Ahora bien, dado que no
es de buen gusto ver a ciudadanos despojados de sus derechos acudir a surtirse
en la basura y proyectan una mala imagen, algunos ayuntamientos han tomado
cartas en el asunto. Girona, gobernado por CiU, ha puesto en funcionamiento una
norma que obliga a los supermercados a cerrar con candado sus contenedores,
para evitar que sean asaltados, y de paso como medida de sanidad pública. A
cambio, con los alimentos caducados sus servicios sociales harán una cesta de
urgencia para muertos de hambre.
El asalto a
supermercados en Andalucía se extiende por España. Hay hambre, no hay empleo y
el trabajo precario no es la solución. Las acciones del Sindicato Andaluz de
Trabajadores, del cual el alcalde de Marinaleda, Juan Manuel Sánchez Gordillo,
es afiliado, apropiándose de comida para repartirla entre familias que no
pueden hacer frente a la alimentación de sus hijos, pone el problema en la
agenda política y enfatiza la hipocresía de una elite política que pide la
inhabilitación, juicio y cárcel para Sanchez Gordillo. Otra vez, matar al
mensajero. ¿No sería mejor tomar nota y cambiar de política?

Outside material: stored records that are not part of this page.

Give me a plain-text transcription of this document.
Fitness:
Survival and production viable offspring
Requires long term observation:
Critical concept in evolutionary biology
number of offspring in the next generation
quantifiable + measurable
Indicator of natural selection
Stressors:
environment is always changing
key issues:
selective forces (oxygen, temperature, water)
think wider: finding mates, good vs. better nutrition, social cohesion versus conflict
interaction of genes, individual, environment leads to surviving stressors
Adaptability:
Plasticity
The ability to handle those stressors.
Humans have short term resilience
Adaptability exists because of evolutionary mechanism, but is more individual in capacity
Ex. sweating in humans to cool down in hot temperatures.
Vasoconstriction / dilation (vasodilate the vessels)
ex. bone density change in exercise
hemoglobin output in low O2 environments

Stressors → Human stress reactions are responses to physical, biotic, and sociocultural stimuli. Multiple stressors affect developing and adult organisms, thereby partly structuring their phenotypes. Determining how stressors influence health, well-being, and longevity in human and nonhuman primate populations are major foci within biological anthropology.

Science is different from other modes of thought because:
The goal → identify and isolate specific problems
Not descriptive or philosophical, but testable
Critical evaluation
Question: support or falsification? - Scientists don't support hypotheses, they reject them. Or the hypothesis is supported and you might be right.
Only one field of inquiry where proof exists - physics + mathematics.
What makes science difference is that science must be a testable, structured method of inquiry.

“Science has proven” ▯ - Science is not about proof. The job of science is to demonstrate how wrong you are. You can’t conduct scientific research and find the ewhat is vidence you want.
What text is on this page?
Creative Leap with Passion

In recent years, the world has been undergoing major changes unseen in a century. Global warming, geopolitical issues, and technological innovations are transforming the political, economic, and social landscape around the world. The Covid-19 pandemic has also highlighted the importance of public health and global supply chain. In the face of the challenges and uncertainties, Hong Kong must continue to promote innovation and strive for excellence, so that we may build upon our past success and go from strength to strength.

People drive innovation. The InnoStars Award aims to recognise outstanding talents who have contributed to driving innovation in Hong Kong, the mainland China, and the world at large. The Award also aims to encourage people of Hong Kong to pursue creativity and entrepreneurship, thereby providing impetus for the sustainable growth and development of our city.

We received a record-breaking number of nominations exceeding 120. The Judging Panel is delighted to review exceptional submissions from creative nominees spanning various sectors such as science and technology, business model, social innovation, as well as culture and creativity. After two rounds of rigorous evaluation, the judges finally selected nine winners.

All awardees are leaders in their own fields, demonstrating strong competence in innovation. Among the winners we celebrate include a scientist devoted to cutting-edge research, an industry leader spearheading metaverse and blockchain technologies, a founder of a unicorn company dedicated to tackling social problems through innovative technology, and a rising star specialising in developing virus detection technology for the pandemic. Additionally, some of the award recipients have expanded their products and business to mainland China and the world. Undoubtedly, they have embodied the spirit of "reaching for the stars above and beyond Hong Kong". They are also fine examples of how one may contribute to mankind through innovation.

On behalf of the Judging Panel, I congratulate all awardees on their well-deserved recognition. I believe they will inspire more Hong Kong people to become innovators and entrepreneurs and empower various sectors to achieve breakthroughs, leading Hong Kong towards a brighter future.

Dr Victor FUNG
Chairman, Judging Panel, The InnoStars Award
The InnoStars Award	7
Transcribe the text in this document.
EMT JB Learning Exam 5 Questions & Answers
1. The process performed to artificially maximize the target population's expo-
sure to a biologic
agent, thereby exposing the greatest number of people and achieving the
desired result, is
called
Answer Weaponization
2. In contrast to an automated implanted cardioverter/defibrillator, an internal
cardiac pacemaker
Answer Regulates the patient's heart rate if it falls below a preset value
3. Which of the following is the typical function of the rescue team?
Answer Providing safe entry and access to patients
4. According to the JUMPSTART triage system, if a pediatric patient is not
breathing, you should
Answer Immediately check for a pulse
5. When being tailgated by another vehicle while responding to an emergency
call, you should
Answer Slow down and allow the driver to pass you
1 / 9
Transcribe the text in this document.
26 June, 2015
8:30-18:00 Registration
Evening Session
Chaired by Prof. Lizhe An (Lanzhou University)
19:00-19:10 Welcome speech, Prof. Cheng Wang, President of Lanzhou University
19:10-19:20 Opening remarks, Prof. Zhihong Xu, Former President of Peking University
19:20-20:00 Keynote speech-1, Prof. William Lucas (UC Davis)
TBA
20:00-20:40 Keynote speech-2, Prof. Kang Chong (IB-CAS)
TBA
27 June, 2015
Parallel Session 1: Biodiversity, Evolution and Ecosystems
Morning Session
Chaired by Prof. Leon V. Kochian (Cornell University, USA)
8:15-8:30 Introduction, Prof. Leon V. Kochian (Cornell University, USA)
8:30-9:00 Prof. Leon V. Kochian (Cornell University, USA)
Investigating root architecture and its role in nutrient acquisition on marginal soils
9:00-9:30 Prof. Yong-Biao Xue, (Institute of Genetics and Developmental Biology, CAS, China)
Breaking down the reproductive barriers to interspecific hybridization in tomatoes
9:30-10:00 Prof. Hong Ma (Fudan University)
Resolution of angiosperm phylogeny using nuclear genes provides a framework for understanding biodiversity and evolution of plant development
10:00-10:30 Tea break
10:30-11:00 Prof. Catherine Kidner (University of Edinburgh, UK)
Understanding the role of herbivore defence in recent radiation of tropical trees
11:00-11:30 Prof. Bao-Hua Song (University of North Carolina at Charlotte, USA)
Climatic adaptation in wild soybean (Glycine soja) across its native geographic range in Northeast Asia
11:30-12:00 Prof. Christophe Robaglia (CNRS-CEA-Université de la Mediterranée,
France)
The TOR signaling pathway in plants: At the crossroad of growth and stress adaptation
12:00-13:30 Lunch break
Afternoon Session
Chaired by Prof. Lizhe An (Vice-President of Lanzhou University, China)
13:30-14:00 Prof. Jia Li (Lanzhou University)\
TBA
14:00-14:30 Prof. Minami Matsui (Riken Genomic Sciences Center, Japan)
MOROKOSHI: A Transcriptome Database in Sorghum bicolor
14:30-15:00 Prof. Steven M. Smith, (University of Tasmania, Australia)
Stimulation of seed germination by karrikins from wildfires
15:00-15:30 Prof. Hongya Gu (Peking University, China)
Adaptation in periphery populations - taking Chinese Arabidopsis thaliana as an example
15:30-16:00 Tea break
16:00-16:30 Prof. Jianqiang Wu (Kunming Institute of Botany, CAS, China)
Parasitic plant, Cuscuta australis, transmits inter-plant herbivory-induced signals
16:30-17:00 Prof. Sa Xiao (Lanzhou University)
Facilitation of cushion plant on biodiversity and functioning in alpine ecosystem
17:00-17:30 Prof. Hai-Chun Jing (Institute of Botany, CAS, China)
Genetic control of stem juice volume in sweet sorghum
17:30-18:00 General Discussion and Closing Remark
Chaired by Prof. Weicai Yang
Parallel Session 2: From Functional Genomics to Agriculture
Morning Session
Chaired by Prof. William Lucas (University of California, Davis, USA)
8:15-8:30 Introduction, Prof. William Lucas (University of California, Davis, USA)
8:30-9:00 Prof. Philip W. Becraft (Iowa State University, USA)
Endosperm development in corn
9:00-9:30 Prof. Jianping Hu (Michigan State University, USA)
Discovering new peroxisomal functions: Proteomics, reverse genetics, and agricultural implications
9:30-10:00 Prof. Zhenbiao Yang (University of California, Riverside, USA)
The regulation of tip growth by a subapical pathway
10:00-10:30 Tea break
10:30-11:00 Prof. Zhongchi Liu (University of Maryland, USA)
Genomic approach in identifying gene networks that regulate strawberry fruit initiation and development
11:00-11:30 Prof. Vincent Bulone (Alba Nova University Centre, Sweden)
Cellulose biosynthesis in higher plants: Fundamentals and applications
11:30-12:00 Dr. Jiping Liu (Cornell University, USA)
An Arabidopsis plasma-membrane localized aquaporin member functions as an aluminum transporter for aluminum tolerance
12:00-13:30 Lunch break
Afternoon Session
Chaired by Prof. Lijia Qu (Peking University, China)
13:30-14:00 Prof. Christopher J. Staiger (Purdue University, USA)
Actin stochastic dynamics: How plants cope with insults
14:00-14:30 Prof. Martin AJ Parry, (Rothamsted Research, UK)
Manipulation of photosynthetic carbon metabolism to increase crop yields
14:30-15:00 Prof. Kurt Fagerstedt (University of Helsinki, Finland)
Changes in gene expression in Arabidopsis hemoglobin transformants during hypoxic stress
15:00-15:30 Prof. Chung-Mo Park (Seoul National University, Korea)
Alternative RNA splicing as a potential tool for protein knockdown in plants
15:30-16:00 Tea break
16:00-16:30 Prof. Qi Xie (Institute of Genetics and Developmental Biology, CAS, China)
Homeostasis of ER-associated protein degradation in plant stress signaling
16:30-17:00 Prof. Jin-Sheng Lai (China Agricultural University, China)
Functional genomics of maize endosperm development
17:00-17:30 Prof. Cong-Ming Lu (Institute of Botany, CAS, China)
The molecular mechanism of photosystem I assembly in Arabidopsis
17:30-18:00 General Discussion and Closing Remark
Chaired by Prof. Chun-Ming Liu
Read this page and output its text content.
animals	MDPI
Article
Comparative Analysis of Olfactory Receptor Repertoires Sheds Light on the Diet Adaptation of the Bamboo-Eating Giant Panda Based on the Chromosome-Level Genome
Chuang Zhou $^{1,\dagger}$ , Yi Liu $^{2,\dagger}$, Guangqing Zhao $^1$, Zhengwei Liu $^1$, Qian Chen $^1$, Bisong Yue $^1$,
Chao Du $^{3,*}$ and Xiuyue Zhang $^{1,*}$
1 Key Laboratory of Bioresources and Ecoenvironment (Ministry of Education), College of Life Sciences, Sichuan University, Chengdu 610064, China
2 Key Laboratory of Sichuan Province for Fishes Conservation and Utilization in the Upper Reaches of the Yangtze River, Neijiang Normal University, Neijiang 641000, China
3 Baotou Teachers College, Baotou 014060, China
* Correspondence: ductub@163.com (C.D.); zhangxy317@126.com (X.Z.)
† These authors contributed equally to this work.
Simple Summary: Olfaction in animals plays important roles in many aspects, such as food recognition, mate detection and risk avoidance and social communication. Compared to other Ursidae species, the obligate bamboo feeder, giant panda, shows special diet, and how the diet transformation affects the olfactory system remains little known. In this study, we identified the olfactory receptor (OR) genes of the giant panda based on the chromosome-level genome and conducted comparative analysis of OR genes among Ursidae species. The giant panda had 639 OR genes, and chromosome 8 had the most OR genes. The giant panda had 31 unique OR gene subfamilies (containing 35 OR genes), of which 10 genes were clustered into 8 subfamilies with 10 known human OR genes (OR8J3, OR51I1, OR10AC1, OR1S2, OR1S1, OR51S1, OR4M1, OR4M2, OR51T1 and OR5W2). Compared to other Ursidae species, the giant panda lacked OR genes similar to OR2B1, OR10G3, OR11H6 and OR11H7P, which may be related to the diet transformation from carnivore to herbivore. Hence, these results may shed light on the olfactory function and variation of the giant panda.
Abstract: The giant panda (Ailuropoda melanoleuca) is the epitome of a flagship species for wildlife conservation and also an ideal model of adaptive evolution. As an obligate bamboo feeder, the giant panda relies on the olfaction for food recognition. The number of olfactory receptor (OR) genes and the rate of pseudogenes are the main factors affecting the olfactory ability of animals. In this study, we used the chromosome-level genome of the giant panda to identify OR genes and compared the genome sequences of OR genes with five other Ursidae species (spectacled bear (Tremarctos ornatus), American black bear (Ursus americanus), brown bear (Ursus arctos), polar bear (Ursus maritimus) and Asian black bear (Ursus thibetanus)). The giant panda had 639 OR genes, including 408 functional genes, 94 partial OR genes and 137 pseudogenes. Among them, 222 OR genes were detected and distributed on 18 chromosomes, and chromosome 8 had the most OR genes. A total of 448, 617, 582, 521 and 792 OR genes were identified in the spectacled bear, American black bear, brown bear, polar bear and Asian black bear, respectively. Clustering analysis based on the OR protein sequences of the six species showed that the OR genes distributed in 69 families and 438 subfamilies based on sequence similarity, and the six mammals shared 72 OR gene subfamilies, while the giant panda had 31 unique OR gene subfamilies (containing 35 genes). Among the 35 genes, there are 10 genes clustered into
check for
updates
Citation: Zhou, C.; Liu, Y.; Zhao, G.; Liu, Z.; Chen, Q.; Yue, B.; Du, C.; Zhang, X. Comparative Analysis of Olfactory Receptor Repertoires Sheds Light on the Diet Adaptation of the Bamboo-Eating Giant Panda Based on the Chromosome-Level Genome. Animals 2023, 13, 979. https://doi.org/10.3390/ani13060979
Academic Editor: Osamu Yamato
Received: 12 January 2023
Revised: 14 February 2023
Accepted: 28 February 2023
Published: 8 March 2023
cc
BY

Son las 10 y media de la noche, los contenedores
de basura de los supermercados son trasportados de los hangares a la calle,
esperan decenas de personas. Miran con ojos expectantes; en su interior está su
única comida del día. De forma ordenada y sin precipitarse, con educación,
rebuscan en su interior. El neoliberalismo en España y sus responsables
políticos han destapado el hedor de su vergüenza.